Navigating societal and institutional systems of oppression and receiving messages that their thriving does not matter contributes to the reality that Black boys transition into young adulthood with lower well-being than their peers. Youth practitioners, teachers, and leaders can play a crucial role in disrupting this trajectory. But it starts by first imagining Black boys’ thriving, and is followed by relentlessly cultivating, promoting and protecting their thriving.

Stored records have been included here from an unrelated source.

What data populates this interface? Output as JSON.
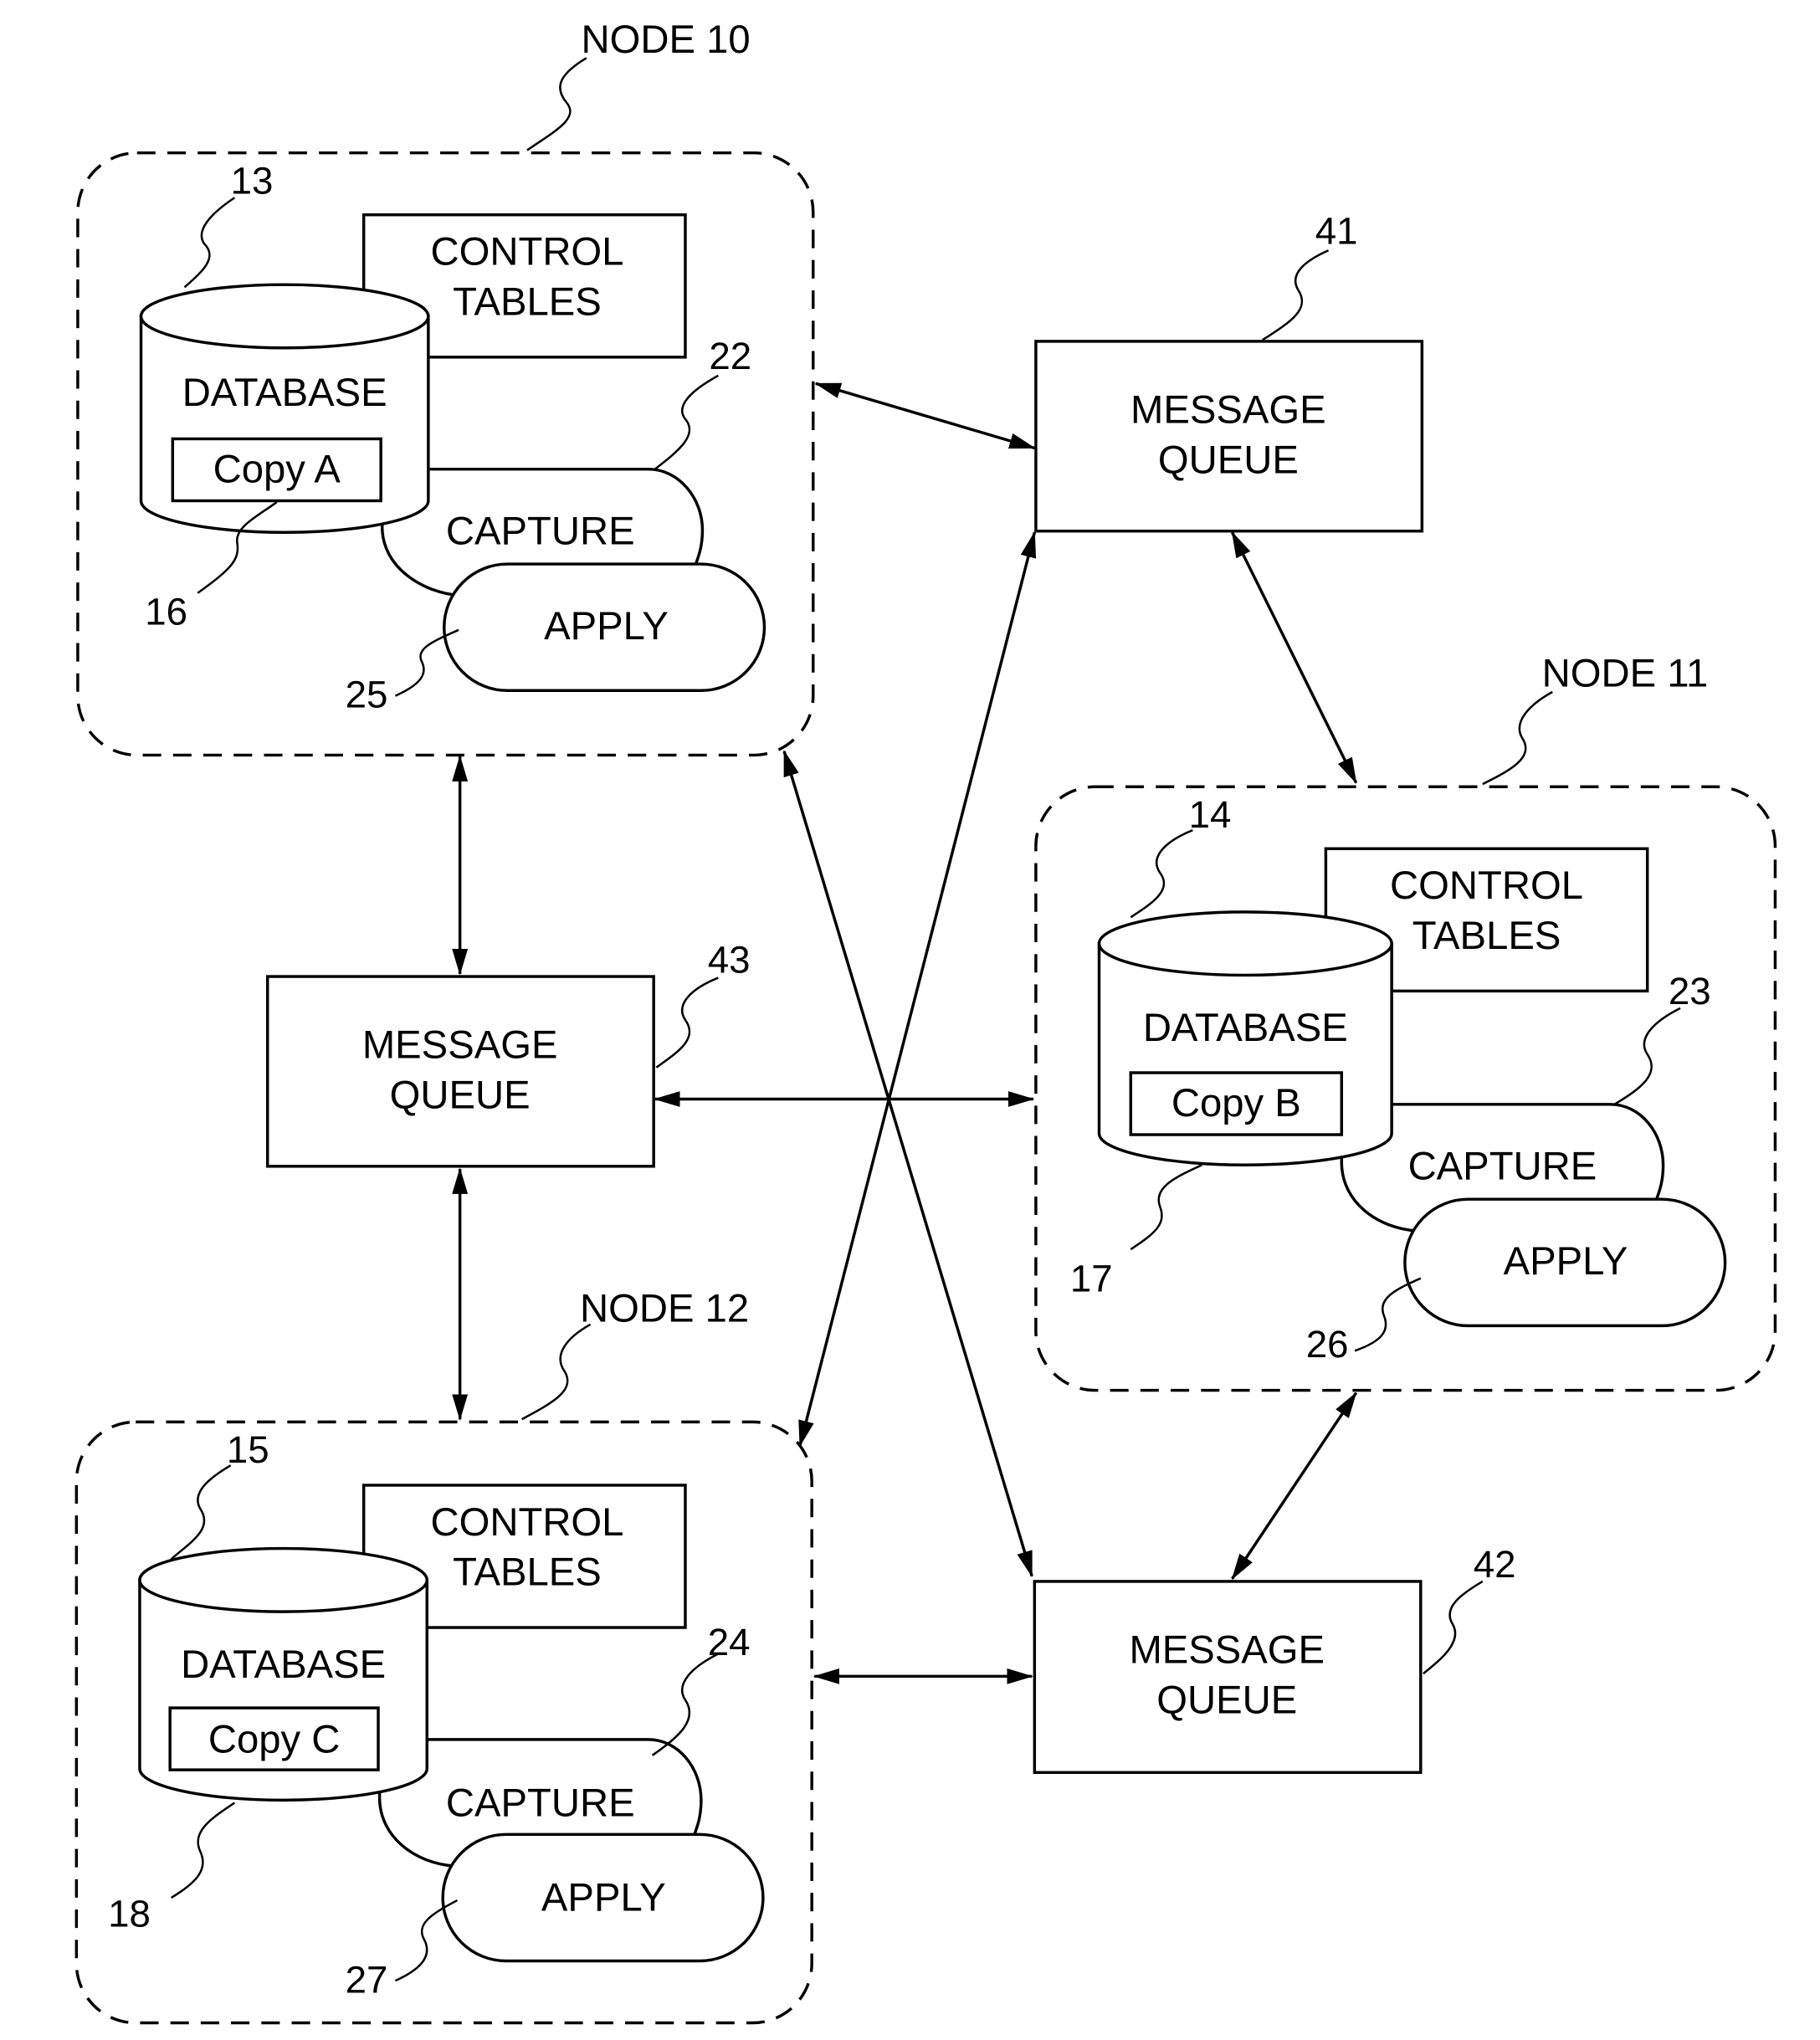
{
  "diagram": {
    "nodes": [
      {
        "label": "NODE 10",
        "database": {
          "label": "DATABASE",
          "ref": "13",
          "copy_label": "Copy A",
          "copy_ref": "16"
        },
        "control_tables": {
          "line1": "CONTROL",
          "line2": "TABLES"
        },
        "capture": {
          "label": "CAPTURE",
          "ref": "22"
        },
        "apply": {
          "label": "APPLY",
          "ref": "25"
        }
      },
      {
        "label": "NODE 11",
        "database": {
          "label": "DATABASE",
          "ref": "14",
          "copy_label": "Copy B",
          "copy_ref": "17"
        },
        "control_tables": {
          "line1": "CONTROL",
          "line2": "TABLES"
        },
        "capture": {
          "label": "CAPTURE",
          "ref": "23"
        },
        "apply": {
          "label": "APPLY",
          "ref": "26"
        }
      },
      {
        "label": "NODE 12",
        "database": {
          "label": "DATABASE",
          "ref": "15",
          "copy_label": "Copy C",
          "copy_ref": "18"
        },
        "control_tables": {
          "line1": "CONTROL",
          "line2": "TABLES"
        },
        "capture": {
          "label": "CAPTURE",
          "ref": "24"
        },
        "apply": {
          "label": "APPLY",
          "ref": "27"
        }
      }
    ],
    "queues": [
      {
        "line1": "MESSAGE",
        "line2": "QUEUE",
        "ref": "41"
      },
      {
        "line1": "MESSAGE",
        "line2": "QUEUE",
        "ref": "42"
      },
      {
        "line1": "MESSAGE",
        "line2": "QUEUE",
        "ref": "43"
      }
    ],
    "connections": [
      {
        "from": "NODE 10",
        "to": "QUEUE 41",
        "bidirectional": true
      },
      {
        "from": "QUEUE 41",
        "to": "NODE 11",
        "bidirectional": true
      },
      {
        "from": "QUEUE 41",
        "to": "NODE 12",
        "bidirectional": true
      },
      {
        "from": "NODE 10",
        "to": "QUEUE 43",
        "bidirectional": true
      },
      {
        "from": "QUEUE 43",
        "to": "NODE 11",
        "bidirectional": true
      },
      {
        "from": "QUEUE 43",
        "to": "NODE 12",
        "bidirectional": true
      },
      {
        "from": "NODE 10",
        "to": "QUEUE 42",
        "bidirectional": true
      },
      {
        "from": "NODE 11",
        "to": "QUEUE 42",
        "bidirectional": true
      },
      {
        "from": "NODE 12",
        "to": "QUEUE 42",
        "bidirectional": true
      }
    ]
  }
}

Nurturing a more holistic idea of Black boys’ thriving, and using affirming and meaningful practices to promote it can put them on a more beautiful trajectory towards long-term thriving in adolescence and beyond. 



Wallace Grace is a PhD candidate in Educational Policy Studies in the School of Education at University of Wisconsin – Madison. Prior to pursuing a doctoral degree, he spent many years in education in a variety of capacities in schools, districts, and nonprofits around the country. Wallace’s research aims to support marginalized children and youth’s thriving within social contexts of their childhood and youthhood. Wallace is  one of Search Institute’s 2023 Summer Scholars.